You Owe No One an Explanation of Your Conditions
“You look so pretty! How can you be sick?”
Great, I thought, as I forced a smile. Another comment that was meant to be a compliment, but it secretly grated on my nerves. Why is it when I am complimented or we as a community of people with illnesses/conditions are complimented, there has to be an additional comment referring to our illnesses? Why can’t I just be pretty? What do my conditions have anything to do with beauty? Is that what people see when they look at me? My conditions?
I had put on makeup that day, feeling half-human and telling myself this would be good for me. It would give me something to focus on instead of the relentless pain shooting down my spine and into my legs. I was starting to regret putting on what felt like a gallon of makeup and a pound of spray in my hair to tame weeks of cramming it into a sloppy bird’s nest on the top of my head.
I was tired of looking tired. I was tired of the acne I had developed from the prednisone I was taking, and my jeans were tired of it, too, as I had started gaining weight. I just wanted to cover up everything in my mind that made me look sick. My thinning hair, my weight, my skin, the bags under my eyes — all of it plagued me. I was starting to look how I felt, and at the time, I still was limping from a torn labrum. I wanted to mask any reason for anyone to judge me. This is one of the many things I have started doing regularly since my body betrayed me years ago, and it’s still something I am struggling with to this day.

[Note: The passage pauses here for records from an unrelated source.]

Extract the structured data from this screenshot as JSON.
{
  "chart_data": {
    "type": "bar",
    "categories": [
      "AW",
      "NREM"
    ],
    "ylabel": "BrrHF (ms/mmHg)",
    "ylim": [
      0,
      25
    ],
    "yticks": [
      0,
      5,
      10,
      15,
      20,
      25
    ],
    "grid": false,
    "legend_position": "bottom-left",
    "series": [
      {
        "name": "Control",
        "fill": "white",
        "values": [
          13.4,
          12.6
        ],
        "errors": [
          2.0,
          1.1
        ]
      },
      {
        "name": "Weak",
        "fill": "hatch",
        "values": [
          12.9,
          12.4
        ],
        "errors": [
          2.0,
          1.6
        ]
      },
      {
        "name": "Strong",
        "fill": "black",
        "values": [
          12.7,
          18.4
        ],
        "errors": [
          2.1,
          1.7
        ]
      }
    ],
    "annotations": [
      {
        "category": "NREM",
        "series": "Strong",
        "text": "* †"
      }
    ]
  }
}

I have heard everything from, “You’re young, you don’t know about joint pain” to “Do you take supplements? I bet if you started taking turmeric, you wouldn’t feel so drained all the time!” However, my personal favorite has been, “Well, you look fine, so how can you be disabled?”
When you are met with remarks as these, it’s almost as if a switch is flipped and your anxiety and depression goes into high gear. There are moments when you feel guilty for eating out or doing something as simple as a walk in the park or going to the salon. If you are enjoying yourself, how can you possibly be sick? If you appear happy, then how can you be in pain?
You try to explain things to people about your conditions (mine happen to be ankylosing spondylitis and Ehlers-Danlos syndrome, along with sub-conditions that go along with them.) But to others, it sounds as if I have a curse that came out of one of the Harry Potter books — ankylosing spondylitis! Poof! Alas, I have no magic wand to wave to repair my body or to magically make others see how commenting on my appearance or health sends me and others I have come to build friendships with up the proverbial wall.
To truth is people will always have opinions, and what I have learned is you owe no one an explanation of your appearance. You owe no an explanation of your pain level to anyone.